I can't believe he didn't even have the decency to manage your expectations and actually tell you he wasn't taking you as his plus one before now. That's how little regard he has for your feelings, right there.

Cut your losses and get out now - you're incredibly lucky he's shown you who he is before you got sucked any deeper into this crappy "relationship".

helloareyouthere · 02/08/2020 16:15

He is not worth your love. Walk away before you invest any further. Tell him to go and live with his parents. His excuses are piss poor and another example of a person on here trying to make someone else feel responsible for their behaviour

This.

SentientAndCognisant · 02/08/2020 16:15

In fairness he’s an upfront git. He’s telling you he”ll go to events with the ex. Without you. He’s told you like it or lump it. He is not going to change

OhCaptain · 02/08/2020 16:15

What sort of future can you have with this man?

Do you want children? Do you want them to have siblings they have nothing to do with?

Do you want him leaving you alone with new babies etc because he’s going to spend time with the first family that you’re not a part of?

This is insane!

diddl · 02/08/2020 16:16

Why are they going as a family-is that not confusing for the kids?

Won't other family members who know he has been seeing someone for a couple of years wonder what's going on?
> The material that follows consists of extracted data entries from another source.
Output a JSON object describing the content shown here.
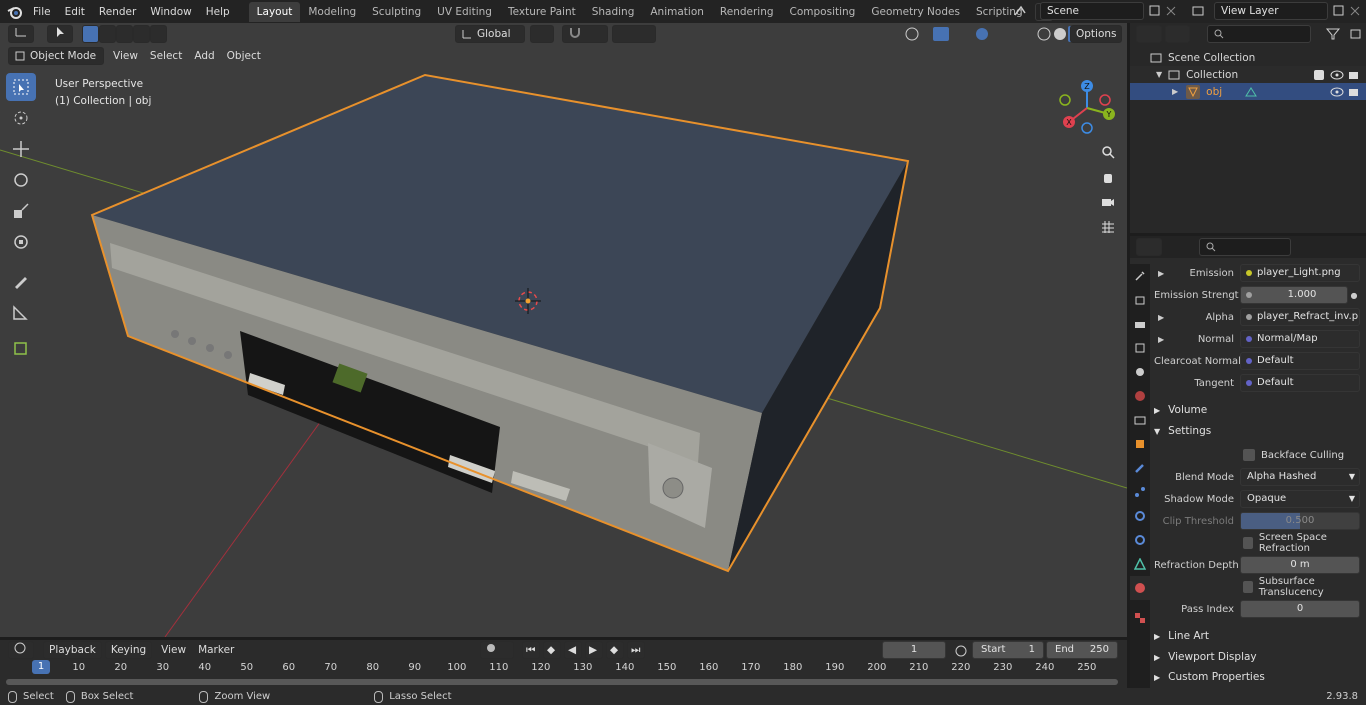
{
  "menu": [
    "File",
    "Edit",
    "Render",
    "Window",
    "Help"
  ],
  "workspaces": [
    "Layout",
    "Modeling",
    "Sculpting",
    "UV Editing",
    "Texture Paint",
    "Shading",
    "Animation",
    "Rendering",
    "Compositing",
    "Geometry Nodes",
    "Scripting"
  ],
  "active_workspace": "Layout",
  "plus_label": "+",
  "scene": {
    "name": "Scene",
    "view_layer": "View Layer"
  },
  "viewport": {
    "mode": "Object Mode",
    "menus": [
      "View",
      "Select",
      "Add",
      "Object"
    ],
    "transform_orientation": "Global",
    "options_label": "Options",
    "info_line1": "User Perspective",
    "info_line2": "(1) Collection | obj",
    "gizmo_axes": {
      "x": "X",
      "y": "Y",
      "z": "Z"
    }
  },
  "outliner": {
    "scene_collection": "Scene Collection",
    "collection": "Collection",
    "object": "obj"
  },
  "properties": {
    "emission": {
      "label": "Emission",
      "value": "player_Light.png"
    },
    "emission_strength": {
      "label": "Emission Strengt",
      "value": "1.000"
    },
    "alpha": {
      "label": "Alpha",
      "value": "player_Refract_inv.p..."
    },
    "normal": {
      "label": "Normal",
      "value": "Normal/Map"
    },
    "clearcoat_normal": {
      "label": "Clearcoat Normal",
      "value": "Default"
    },
    "tangent": {
      "label": "Tangent",
      "value": "Default"
    },
    "volume_section": "Volume",
    "settings_section": "Settings",
    "backface_culling": "Backface Culling",
    "blend_mode": {
      "label": "Blend Mode",
      "value": "Alpha Hashed"
    },
    "shadow_mode": {
      "label": "Shadow Mode",
      "value": "Opaque"
    },
    "clip_threshold": {
      "label": "Clip Threshold",
      "value": "0.500",
      "fraction": 0.5
    },
    "screen_space_refraction": "Screen Space Refraction",
    "refraction_depth": {
      "label": "Refraction Depth",
      "value": "0 m"
    },
    "subsurface_translucency": "Subsurface Translucency",
    "pass_index": {
      "label": "Pass Index",
      "value": "0"
    },
    "line_art_section": "Line Art",
    "viewport_display_section": "Viewport Display",
    "custom_properties_section": "Custom Properties"
  },
  "timeline": {
    "menus": [
      "Playback",
      "Keying",
      "View",
      "Marker"
    ],
    "current_frame": "1",
    "start_label": "Start",
    "start_value": "1",
    "end_label": "End",
    "end_value": "250",
    "ruler_current": "1",
    "ruler_ticks": [
      "10",
      "20",
      "30",
      "40",
      "50",
      "60",
      "70",
      "80",
      "90",
      "100",
      "110",
      "120",
      "130",
      "140",
      "150",
      "160",
      "170",
      "180",
      "190",
      "200",
      "210",
      "220",
      "230",
      "240",
      "250"
    ]
  },
  "statusbar": {
    "select": "Select",
    "box_select": "Box Select",
    "zoom_view": "Zoom View",
    "lasso_select": "Lasso Select",
    "version": "2.93.8"
  },
  "colors": {
    "accent": "#4772b3",
    "selection_outline": "#e8912c",
    "x_axis": "#e0414f",
    "y_axis": "#8ab41e",
    "z_axis": "#3d8ce5"
  }
}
MadCattery · 02/08/2020 16:16

When somebody shows you who they are, believe them the first time-Maya Angelou

TwentyViginti · 02/08/2020 16:17

@DameFanny

So the ex is too hostile to let him see his kids at your place, but friendly enough to share a family room at a family wedding?

Nah.

This.

It doesn't add up.

helloareyouthere · 02/08/2020 16:17

In fairness he’s an upfront git. He’s telling you he”ll go to events with the ex. Without you. He’s told you like it or lump it. He is not going to change
And this.

Fairenuff · 02/08/2020 16:17

@Bibbitybobbottyboo

He has pretty much accused me of being jealous, untrusting, not willing to let him put his daughters first. He feels it isn’t confusing for them as they see that mum and dad like each other still and are friends, doing things as a family. There’s no compromise to be made on his part, I like it or lump it.
I think this is fair enough. He couldn't be more clear. You just need to decide if you are going to agree to his terms or not.